Support MPI distributed training
I have this in mind for the Mojo target issue - which is really about having the Makefile support composability like the one for llama.cpp. Probably copy-pasta most of what llama.cpp has so the build is using mpicc. Would still need to write the MPI code.
definitely! but this is pretty far down the line, i think we first need to get the 1-GPU version to be super solid.
I regularly write MPI code, so this shouldn't be too complicated to implement. I've started to look though the CPU version to get started. However, I do have questions regarding the ML side.

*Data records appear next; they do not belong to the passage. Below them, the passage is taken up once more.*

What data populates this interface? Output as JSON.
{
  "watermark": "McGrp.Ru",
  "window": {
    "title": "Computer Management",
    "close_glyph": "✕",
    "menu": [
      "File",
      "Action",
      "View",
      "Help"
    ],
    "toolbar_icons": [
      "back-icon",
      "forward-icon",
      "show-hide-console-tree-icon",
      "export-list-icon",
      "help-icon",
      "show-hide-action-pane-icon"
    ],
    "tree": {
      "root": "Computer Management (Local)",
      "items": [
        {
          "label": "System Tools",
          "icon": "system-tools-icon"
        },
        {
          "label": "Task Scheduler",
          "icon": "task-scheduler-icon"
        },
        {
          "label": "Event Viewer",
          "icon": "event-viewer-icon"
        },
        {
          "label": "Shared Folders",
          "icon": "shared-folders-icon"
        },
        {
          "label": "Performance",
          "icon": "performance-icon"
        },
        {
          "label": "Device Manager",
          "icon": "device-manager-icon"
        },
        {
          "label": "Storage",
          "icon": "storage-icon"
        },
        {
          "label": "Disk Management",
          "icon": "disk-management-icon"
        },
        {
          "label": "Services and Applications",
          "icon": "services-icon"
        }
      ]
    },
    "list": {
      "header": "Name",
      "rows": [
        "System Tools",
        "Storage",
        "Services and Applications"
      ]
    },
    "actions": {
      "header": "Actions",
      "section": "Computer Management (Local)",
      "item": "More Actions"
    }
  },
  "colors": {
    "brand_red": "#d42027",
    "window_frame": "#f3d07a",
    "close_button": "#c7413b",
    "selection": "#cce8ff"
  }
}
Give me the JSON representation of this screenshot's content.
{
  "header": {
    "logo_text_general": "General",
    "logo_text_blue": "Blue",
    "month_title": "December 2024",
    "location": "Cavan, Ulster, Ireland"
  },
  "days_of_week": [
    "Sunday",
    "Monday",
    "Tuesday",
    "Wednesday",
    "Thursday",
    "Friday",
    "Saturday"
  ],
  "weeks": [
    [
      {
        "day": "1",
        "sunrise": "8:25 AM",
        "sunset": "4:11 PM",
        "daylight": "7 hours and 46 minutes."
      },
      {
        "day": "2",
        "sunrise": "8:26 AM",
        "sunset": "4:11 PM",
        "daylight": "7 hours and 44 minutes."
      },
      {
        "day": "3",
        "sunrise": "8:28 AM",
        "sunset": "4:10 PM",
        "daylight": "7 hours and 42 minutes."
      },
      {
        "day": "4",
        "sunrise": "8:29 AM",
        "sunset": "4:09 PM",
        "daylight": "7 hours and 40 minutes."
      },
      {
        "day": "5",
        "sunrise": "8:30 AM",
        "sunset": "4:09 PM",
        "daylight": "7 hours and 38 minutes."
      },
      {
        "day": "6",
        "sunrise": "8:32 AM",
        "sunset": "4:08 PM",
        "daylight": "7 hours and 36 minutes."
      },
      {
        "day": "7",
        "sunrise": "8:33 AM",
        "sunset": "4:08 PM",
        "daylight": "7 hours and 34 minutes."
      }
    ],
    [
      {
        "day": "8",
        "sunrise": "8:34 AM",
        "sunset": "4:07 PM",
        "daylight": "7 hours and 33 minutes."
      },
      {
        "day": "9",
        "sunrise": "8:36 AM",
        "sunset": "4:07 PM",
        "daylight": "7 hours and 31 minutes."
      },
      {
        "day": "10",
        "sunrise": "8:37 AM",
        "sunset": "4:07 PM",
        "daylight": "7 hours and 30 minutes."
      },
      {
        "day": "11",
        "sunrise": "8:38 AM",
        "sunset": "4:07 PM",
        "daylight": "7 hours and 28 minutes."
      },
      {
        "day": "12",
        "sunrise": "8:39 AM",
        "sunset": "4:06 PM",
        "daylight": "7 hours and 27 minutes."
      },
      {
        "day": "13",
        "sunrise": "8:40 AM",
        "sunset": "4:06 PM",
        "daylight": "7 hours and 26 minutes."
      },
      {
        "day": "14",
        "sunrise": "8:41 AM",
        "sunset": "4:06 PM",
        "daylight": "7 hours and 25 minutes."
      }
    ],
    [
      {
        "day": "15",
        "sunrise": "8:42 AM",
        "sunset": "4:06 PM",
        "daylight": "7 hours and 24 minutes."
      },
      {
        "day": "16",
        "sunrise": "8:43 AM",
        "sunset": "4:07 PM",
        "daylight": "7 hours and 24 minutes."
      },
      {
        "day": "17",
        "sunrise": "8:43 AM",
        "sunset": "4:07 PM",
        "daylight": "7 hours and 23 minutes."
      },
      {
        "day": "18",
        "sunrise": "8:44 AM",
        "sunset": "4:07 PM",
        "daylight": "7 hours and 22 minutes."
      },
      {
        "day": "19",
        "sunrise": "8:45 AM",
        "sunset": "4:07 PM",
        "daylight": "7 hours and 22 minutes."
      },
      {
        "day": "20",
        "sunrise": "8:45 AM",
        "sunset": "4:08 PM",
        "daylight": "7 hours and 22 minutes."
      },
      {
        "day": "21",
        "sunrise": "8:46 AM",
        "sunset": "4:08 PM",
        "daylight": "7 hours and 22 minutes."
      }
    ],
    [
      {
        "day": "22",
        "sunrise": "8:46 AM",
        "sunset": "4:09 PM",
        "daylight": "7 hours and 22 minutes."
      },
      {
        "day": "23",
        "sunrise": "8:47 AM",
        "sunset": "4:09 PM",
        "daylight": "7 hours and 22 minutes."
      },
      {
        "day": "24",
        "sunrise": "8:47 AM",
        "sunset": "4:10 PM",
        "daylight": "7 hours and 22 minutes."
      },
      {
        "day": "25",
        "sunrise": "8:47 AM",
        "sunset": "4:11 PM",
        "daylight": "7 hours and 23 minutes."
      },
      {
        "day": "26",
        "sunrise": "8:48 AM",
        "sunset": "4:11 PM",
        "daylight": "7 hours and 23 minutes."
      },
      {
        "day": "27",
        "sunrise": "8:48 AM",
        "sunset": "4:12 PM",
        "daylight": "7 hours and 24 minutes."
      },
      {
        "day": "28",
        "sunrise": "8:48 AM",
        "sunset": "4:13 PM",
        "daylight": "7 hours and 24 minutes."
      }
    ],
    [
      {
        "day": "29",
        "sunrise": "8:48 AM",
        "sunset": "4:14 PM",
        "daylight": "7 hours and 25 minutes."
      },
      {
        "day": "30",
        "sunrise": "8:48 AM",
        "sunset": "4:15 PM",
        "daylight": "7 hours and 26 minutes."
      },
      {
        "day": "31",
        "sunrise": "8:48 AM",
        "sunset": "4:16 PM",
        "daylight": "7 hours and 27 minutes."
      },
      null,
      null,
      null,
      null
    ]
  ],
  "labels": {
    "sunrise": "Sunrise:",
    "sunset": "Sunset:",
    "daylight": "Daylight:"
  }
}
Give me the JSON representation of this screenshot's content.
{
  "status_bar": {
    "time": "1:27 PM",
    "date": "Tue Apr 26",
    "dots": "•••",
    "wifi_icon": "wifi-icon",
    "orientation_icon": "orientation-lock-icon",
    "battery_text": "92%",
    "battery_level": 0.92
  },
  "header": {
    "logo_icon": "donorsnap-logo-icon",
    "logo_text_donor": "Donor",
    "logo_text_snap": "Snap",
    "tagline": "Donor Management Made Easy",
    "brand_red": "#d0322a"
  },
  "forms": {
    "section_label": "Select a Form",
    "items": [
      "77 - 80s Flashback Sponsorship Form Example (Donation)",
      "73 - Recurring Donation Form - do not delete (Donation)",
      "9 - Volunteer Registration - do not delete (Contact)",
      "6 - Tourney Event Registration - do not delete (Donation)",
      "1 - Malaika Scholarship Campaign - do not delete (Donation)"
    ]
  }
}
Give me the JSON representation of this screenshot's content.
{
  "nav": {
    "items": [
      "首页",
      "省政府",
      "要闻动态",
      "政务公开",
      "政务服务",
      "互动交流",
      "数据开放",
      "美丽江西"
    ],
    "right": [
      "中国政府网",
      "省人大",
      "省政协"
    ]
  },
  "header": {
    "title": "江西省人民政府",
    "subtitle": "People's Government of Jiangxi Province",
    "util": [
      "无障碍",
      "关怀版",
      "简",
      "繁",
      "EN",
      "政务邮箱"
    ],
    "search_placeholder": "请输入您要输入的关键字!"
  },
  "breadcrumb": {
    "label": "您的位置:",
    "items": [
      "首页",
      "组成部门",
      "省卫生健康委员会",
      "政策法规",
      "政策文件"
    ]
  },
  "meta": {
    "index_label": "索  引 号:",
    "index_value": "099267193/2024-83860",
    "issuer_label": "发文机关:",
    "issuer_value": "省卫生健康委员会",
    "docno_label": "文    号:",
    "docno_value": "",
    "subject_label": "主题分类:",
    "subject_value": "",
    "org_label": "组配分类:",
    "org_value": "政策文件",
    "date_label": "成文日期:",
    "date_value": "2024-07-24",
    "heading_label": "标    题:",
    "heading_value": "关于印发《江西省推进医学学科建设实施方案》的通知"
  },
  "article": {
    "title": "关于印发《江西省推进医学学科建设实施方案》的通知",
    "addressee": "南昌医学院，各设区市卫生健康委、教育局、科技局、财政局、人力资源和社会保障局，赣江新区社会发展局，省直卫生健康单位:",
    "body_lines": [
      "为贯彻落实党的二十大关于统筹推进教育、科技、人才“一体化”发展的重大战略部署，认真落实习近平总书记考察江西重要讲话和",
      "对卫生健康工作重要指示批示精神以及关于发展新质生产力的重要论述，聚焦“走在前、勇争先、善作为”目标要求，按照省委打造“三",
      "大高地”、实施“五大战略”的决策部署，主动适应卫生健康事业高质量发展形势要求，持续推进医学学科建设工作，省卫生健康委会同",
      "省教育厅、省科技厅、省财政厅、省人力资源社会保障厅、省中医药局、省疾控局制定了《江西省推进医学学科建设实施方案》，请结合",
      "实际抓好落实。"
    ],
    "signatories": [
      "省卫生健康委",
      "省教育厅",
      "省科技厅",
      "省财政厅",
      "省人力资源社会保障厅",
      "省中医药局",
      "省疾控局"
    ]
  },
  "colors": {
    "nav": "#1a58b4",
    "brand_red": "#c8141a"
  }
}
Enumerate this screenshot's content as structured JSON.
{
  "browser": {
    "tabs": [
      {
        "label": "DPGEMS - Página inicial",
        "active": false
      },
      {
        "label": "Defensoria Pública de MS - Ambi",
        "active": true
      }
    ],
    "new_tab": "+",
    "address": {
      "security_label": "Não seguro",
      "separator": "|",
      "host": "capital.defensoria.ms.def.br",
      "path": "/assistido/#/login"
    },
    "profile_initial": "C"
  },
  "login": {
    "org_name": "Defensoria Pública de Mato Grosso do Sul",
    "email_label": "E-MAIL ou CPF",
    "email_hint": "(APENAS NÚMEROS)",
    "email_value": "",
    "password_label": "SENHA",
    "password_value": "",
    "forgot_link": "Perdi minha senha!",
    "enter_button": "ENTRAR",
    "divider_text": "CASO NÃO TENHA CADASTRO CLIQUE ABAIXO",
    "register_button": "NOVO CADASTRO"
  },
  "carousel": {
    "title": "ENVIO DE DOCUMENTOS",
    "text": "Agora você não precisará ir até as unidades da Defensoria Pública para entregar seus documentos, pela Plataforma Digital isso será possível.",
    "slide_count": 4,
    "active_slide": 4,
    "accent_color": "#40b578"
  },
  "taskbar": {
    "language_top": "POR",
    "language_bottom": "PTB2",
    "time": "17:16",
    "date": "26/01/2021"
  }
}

There a few options I can see:
- Data Parallelism using MPI_Allreduce to average gradients - I think we would do this around here: - https://github.com/karpathy/llm.c/blob/master/train_gpt2.c#L906C1-L906C5
- Tensor parallelism (similar to lamma.cpp)
- Model Parallelism
Is there preference to how this could be scaled with MPI? If option 2 or 3, seem like the best option, do you have a suggestion as to where in the code I should dig into?
Sounds great! I expect to get started with the backward pass somewhere over the weekend most likely. (I spent today optimizing the forward pass still) Once we have the backward pass getting data parallel training in will be super awesome
I would do MPI-2 as MPI IO is all you need and it is most widely supported.
The MPI version of this is mostly working at this point. I've tested it up to 8 nodes. It reduces training by many hours.
@karpathy Do you still have interest in a NCCL version? If so, are resources for multi-GPU resource that you could share?